黒い男・新納さんもカッコよかったなあ〜。去年の「OUR HOUSE」でこの人、カッコいいと思いましたがその感をますます強くしましたよ。長身に黒いマント翻しが映えること映えること。踊るシルエットの演出がとってもステキでした。そんな彼とのからみが多い「月」と「少女」役の尾上紫さんも凄かったです。折れそうな手足であの痛々しげな少女を演じているのを見ると、見ているこちらの方まで辛くなってくるのですがそれとは対照的な「月」がより印象的で。「黒い男」と「月」のシーンはこの物語の中で一番抽象的でイマジネーションを掻き立てられます。そしてこの2人の絡みはレオナルドと花嫁のシーンよりエロティックよねえ…。マジマジと見ているとうわっ、いいんだろうかというキモチになるというか(笑)

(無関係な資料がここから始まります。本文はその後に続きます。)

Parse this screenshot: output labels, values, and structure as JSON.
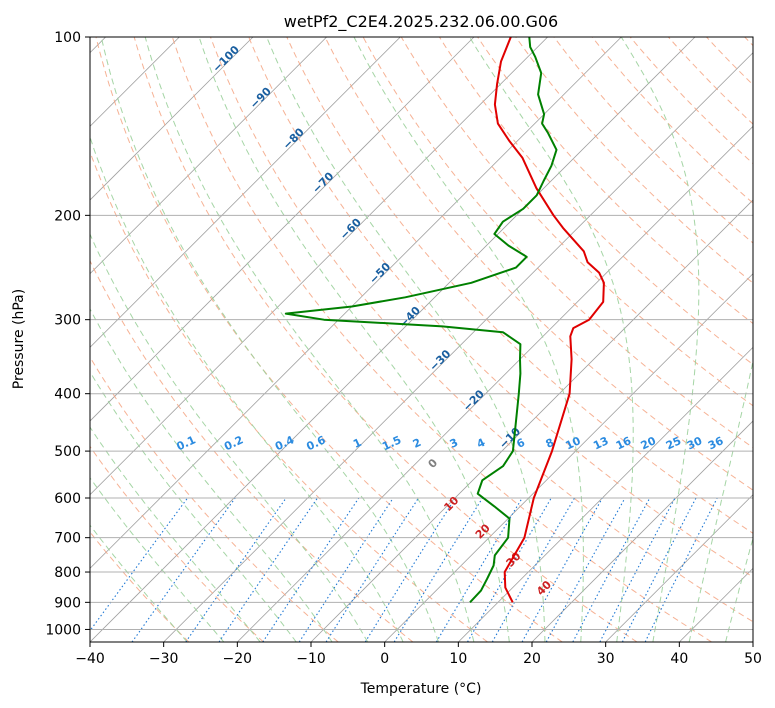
{
  "chart_data": {
    "type": "line",
    "title": "wetPf2_C2E4.2025.232.06.00.G06",
    "xlabel": "Temperature (°C)",
    "ylabel": "Pressure (hPa)",
    "xlim": [
      -40,
      50
    ],
    "ylim": [
      1050,
      100
    ],
    "y_scale": "log",
    "skew_factor": 35,
    "grid": true,
    "x_ticks": [
      -40,
      -30,
      -20,
      -10,
      0,
      10,
      20,
      30,
      40,
      50
    ],
    "x_tick_labels": [
      "−40",
      "−30",
      "−20",
      "−10",
      "0",
      "10",
      "20",
      "30",
      "40",
      "50"
    ],
    "y_ticks": [
      100,
      200,
      300,
      400,
      500,
      600,
      700,
      800,
      900,
      1000
    ],
    "y_tick_labels": [
      "100",
      "200",
      "300",
      "400",
      "500",
      "600",
      "700",
      "800",
      "900",
      "1000"
    ],
    "colors": {
      "temperature": "#e00000",
      "dewpoint": "#008000",
      "isotherm": "#a0a0a0",
      "dry_adiabat": "#f4a582",
      "moist_adiabat": "#9bd09b",
      "mixing_ratio": "#1f78d4",
      "grid": "#b0b0b0"
    },
    "series": [
      {
        "key": "temperature",
        "points": [
          [
            900,
            12
          ],
          [
            850,
            9
          ],
          [
            800,
            6.8
          ],
          [
            700,
            4.8
          ],
          [
            600,
            0.7
          ],
          [
            500,
            -3.2
          ],
          [
            400,
            -8.6
          ],
          [
            350,
            -13
          ],
          [
            320,
            -16.3
          ],
          [
            310,
            -17
          ],
          [
            300,
            -16
          ],
          [
            280,
            -16.5
          ],
          [
            260,
            -19
          ],
          [
            250,
            -21
          ],
          [
            240,
            -24
          ],
          [
            230,
            -26
          ],
          [
            210,
            -32
          ],
          [
            200,
            -35
          ],
          [
            180,
            -41
          ],
          [
            160,
            -47
          ],
          [
            150,
            -51
          ],
          [
            140,
            -55
          ],
          [
            130,
            -58
          ],
          [
            120,
            -60.5
          ],
          [
            110,
            -63
          ],
          [
            100,
            -65
          ]
        ]
      },
      {
        "key": "dewpoint",
        "points": [
          [
            900,
            6.2
          ],
          [
            860,
            6.1
          ],
          [
            820,
            5.3
          ],
          [
            780,
            4.4
          ],
          [
            750,
            3.2
          ],
          [
            700,
            2.6
          ],
          [
            650,
            0.2
          ],
          [
            620,
            -3.5
          ],
          [
            590,
            -7.5
          ],
          [
            560,
            -8.7
          ],
          [
            530,
            -7.8
          ],
          [
            500,
            -8.5
          ],
          [
            450,
            -11.8
          ],
          [
            400,
            -15.5
          ],
          [
            370,
            -18
          ],
          [
            350,
            -20
          ],
          [
            330,
            -22
          ],
          [
            315,
            -26
          ],
          [
            308,
            -35
          ],
          [
            300,
            -52
          ],
          [
            293,
            -58
          ],
          [
            285,
            -50
          ],
          [
            275,
            -44
          ],
          [
            260,
            -37
          ],
          [
            245,
            -33
          ],
          [
            235,
            -33
          ],
          [
            225,
            -37
          ],
          [
            215,
            -40.5
          ],
          [
            205,
            -41
          ],
          [
            195,
            -40
          ],
          [
            185,
            -40
          ],
          [
            175,
            -41
          ],
          [
            165,
            -42
          ],
          [
            155,
            -43.5
          ],
          [
            145,
            -47
          ],
          [
            140,
            -49
          ],
          [
            135,
            -50
          ],
          [
            125,
            -53.5
          ],
          [
            115,
            -56
          ],
          [
            108,
            -59
          ],
          [
            104,
            -61
          ],
          [
            100,
            -62.5
          ]
        ]
      }
    ],
    "dry_adiabat_labels": [
      "−100",
      "−90",
      "−80",
      "−70",
      "−60",
      "−50",
      "−40",
      "−30",
      "−20",
      "−10"
    ],
    "moist_adiabat_labels": [
      "0",
      "10",
      "20",
      "30",
      "40"
    ],
    "mixing_ratio_labels": [
      "0.1",
      "0.2",
      "0.4",
      "0.6",
      "1",
      "1.5",
      "2",
      "3",
      "4",
      "6",
      "8",
      "10",
      "13",
      "16",
      "20",
      "25",
      "30",
      "36"
    ],
    "mixing_ratio_values": [
      0.1,
      0.2,
      0.4,
      0.6,
      1,
      1.5,
      2,
      3,
      4,
      6,
      8,
      10,
      13,
      16,
      20,
      25,
      30,
      36
    ]
  }
}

あと冒頭のシーンで、刺される男と彼から引き離される女って新納さんと尾上さんでしたよね?黒い男が花婿の父親でもあるんで、刺される男=花婿の父親、引き離される女=花嫁の母と勝手に自分の頭の中で(二回目に観た時)理解しちゃってたんですがなんだか違うような気がしてきた…。黒い男と少女(月)、中々難しい存在でありますなぁ。

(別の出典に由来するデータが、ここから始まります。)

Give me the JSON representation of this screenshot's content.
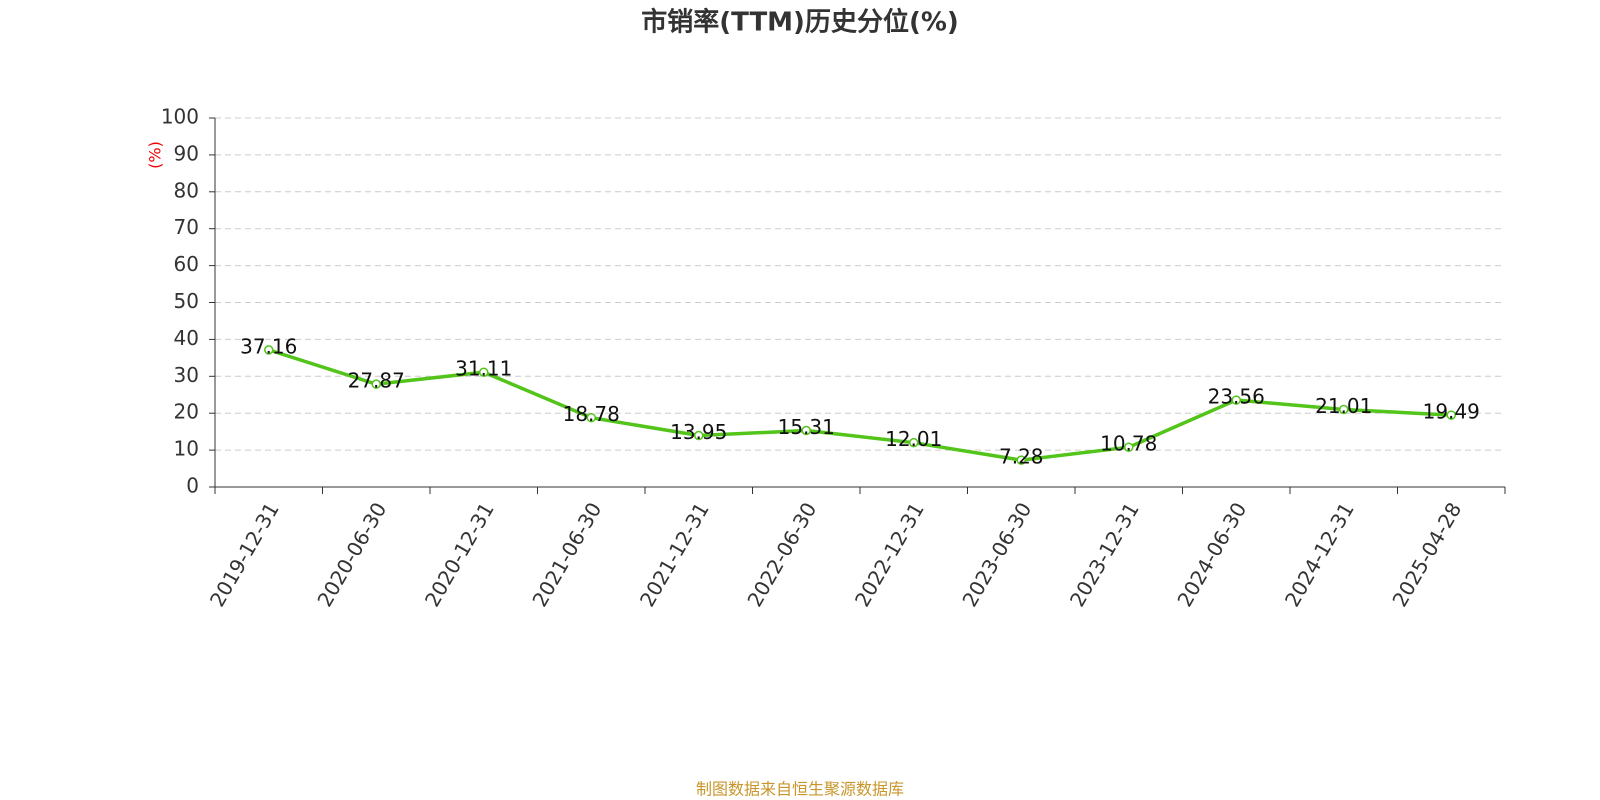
{
  "chart_data": {
    "type": "line",
    "title": "市销率(TTM)历史分位(%)",
    "y_label": "(%)",
    "categories": [
      "2019-12-31",
      "2020-06-30",
      "2020-12-31",
      "2021-06-30",
      "2021-12-31",
      "2022-06-30",
      "2022-12-31",
      "2023-06-30",
      "2023-12-31",
      "2024-06-30",
      "2024-12-31",
      "2025-04-28"
    ],
    "values": [
      37.16,
      27.87,
      31.11,
      18.78,
      13.95,
      15.31,
      12.01,
      7.28,
      10.78,
      23.56,
      21.01,
      19.49
    ],
    "color": "#52c41a",
    "ylim": [
      0,
      100
    ],
    "yticks": [
      0,
      10,
      20,
      30,
      40,
      50,
      60,
      70,
      80,
      90,
      100
    ],
    "grid": true,
    "source": "制图数据来自恒生聚源数据库"
  }
}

そして肝心の未來くん。自分は彼のファンなんで、客観的なことなんか書けないよー!という自覚はあります。でも、本当に彼の動きは凄かった。彼を見ていると、普段ロクにスポーツを見ない人間でも「躍動的に動いている人体の美しさ」を実感出来るというか。本来、「芸能」というのは一般の人には出来ない鍛え抜かれたワザを持つ人達が人前(舞台上)でそれを披露することから始まったんだろうけど*2、その本来のスガタをかいまみることが出来たというか。いやあ、この人はやっぱり動いてナンボの人だわ。ファン歴浅いけど、やっぱり彼は舞台上で跳躍しているのが一番ステキというのはすっごくわかりますよ!これはナマで見ないと本当にわからないだろーなー。
二日目の上手席だと、未來くんがこっちを見て踊っているシーンが多いのでもう一時たりとも目が離せませんでした。もうこんな近くで彼のフラメンコを観る機会は無いだろうと思うと余計に。カテコのフラメンコでは、観客みんなで手拍子をするんですがその手拍子すらするのも困難なくらいに、もう彼の踊りから目が離れない!イヤ、実際手拍子する力が残されていなかったんですがね…自分に。なんとか頑張って手拍子はしましたがね。
それ以外にもしっぽ付き髪型もかわいかったー。汗を拭く上半身がまぶしい〜などとミーハー心も十分にあったのですが、なんだかそういう気持ちも吹き飛んじゃったカンジでしたよ。
それにしてもああ上手くまとまらないな!やっぱり、グローブ座でもうちょっと観たいよ〜。上京交通費が欲しいよ〜。